In 2000, Elton once again teamed up with lyricist Tim Rice to write a dozen songs for the animated film The Road to El Dorado. As part of the promotion for the movie, Elton made personal appearances and performed several concerts with a full band to play several of the tracks from the movie. This version of the song is taken from a performance on VH1 recorded in February and broadcast in March. Pretty much it's identical to the studio version.

The word that first came to mind when I heard this song was beautiful. Elton has done it again. He absolutely has conquered the animation song medium. In conquering it, he set a standard that will be difficult for others to match. I've included the mp3 for your reference. You can tell Elton's in a great mood as he introduces the song with a brief story complete with some baudy humor.

There are several key things to note. First of all, the piano is very much a role player rather than being in the forefront of this arrangement. By in large, and even more so in the studio version, the piano stays in the background interwoven with the other instruments. There is no prototypical Elton piano playing here.

Nevertheless, this is a beautifully crafted song filled with simple little parts shared by all of the other instruments. The strings really embrace the harmonies and melody. The little organ part blends in beautifully and compliments Elton's singing in the opening verse. The fretless bass - just gorgeous even though limited to 2 well placed riffs in the song. And finally that little horn riff pops out. Truly amazing! This is producer Patrick Leonard's work and it makes the song just shine.
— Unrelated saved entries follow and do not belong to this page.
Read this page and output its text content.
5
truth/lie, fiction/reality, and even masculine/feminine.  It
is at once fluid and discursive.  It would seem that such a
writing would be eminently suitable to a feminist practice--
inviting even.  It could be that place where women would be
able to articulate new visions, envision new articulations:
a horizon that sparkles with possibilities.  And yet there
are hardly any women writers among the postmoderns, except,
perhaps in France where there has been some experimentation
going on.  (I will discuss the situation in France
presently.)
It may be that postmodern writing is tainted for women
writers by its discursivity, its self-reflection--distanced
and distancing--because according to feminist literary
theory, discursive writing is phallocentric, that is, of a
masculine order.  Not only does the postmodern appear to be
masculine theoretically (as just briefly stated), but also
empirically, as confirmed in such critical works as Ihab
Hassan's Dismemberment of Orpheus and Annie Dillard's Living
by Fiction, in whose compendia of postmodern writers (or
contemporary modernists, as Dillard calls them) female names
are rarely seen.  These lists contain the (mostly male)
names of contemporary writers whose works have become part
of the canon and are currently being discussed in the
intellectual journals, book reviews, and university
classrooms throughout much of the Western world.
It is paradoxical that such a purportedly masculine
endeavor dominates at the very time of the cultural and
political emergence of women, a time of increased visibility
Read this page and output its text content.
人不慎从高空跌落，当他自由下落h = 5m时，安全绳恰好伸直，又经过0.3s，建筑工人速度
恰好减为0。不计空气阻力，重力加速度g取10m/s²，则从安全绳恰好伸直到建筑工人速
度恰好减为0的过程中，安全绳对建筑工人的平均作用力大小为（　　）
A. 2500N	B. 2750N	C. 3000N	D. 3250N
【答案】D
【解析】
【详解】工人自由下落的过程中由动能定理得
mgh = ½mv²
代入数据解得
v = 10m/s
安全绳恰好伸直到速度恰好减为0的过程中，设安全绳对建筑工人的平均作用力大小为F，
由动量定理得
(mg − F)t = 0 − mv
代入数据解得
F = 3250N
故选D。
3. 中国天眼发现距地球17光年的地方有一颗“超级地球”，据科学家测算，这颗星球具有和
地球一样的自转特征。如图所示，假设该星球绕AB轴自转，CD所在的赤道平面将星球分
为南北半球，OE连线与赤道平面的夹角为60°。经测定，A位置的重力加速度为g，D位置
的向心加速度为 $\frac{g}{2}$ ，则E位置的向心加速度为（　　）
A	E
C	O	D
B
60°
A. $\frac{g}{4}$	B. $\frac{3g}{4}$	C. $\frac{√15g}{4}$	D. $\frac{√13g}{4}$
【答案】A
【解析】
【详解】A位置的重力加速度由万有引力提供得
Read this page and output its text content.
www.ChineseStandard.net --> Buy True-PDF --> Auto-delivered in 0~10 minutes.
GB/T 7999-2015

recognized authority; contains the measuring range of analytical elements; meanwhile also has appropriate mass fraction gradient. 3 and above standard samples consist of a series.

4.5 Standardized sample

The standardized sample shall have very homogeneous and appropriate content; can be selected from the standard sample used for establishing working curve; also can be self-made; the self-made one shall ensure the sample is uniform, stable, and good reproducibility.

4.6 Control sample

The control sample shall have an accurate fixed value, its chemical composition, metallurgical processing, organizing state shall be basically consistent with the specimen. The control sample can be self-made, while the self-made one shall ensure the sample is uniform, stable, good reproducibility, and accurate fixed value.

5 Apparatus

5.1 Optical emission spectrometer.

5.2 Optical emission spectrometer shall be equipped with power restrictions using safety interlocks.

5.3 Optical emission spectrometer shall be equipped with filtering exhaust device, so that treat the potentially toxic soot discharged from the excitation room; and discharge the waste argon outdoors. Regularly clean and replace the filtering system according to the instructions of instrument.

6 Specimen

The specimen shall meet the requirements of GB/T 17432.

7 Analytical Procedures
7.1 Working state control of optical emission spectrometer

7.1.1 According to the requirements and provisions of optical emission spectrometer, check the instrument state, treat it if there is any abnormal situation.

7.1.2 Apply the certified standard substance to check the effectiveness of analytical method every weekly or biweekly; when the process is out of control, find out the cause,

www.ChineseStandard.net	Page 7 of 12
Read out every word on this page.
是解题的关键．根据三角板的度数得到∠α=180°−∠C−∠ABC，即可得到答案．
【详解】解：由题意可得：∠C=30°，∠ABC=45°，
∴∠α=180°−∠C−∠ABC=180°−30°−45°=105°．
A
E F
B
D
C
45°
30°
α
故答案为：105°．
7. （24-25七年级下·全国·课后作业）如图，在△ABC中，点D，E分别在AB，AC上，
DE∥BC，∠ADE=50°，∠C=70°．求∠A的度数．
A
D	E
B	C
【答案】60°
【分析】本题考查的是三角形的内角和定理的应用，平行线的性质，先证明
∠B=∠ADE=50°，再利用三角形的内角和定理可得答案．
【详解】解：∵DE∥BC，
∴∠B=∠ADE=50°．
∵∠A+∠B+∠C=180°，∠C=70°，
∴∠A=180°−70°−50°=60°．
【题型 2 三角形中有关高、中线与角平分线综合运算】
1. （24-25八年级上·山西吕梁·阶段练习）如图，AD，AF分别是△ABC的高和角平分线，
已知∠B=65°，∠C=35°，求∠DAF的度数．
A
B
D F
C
As with all great Elton songs, there is a signature riff. This one is a trip around the circle-of-fourths starting at Eb. It shows up in the beginning, middle and end of the song and stands out as an excellent contrast against the G-major palette established in the rest of the song. Through syncopation and harmony, it provides both movement and focus.

The verses follow a simple ballad path using I-IV-V-I. The chorus modulates to C, leading to an amazing and dramatic Em7b5 under the words "I love you" which then resolves to an A7. Those 3 words, "I love you," have probably been used in more songs than any other 3, but I challenge anyone to find an example of a piece of music which more passionately supports them musically than this song. It's a beautiful moment in a beautiful piece of music.

Ultimately the movie was not much of a success. As a result, the music didn't do so well either and Elton soon dropped it from his set lists. It's really a shame if you ask me because I still love it here at the Music Café.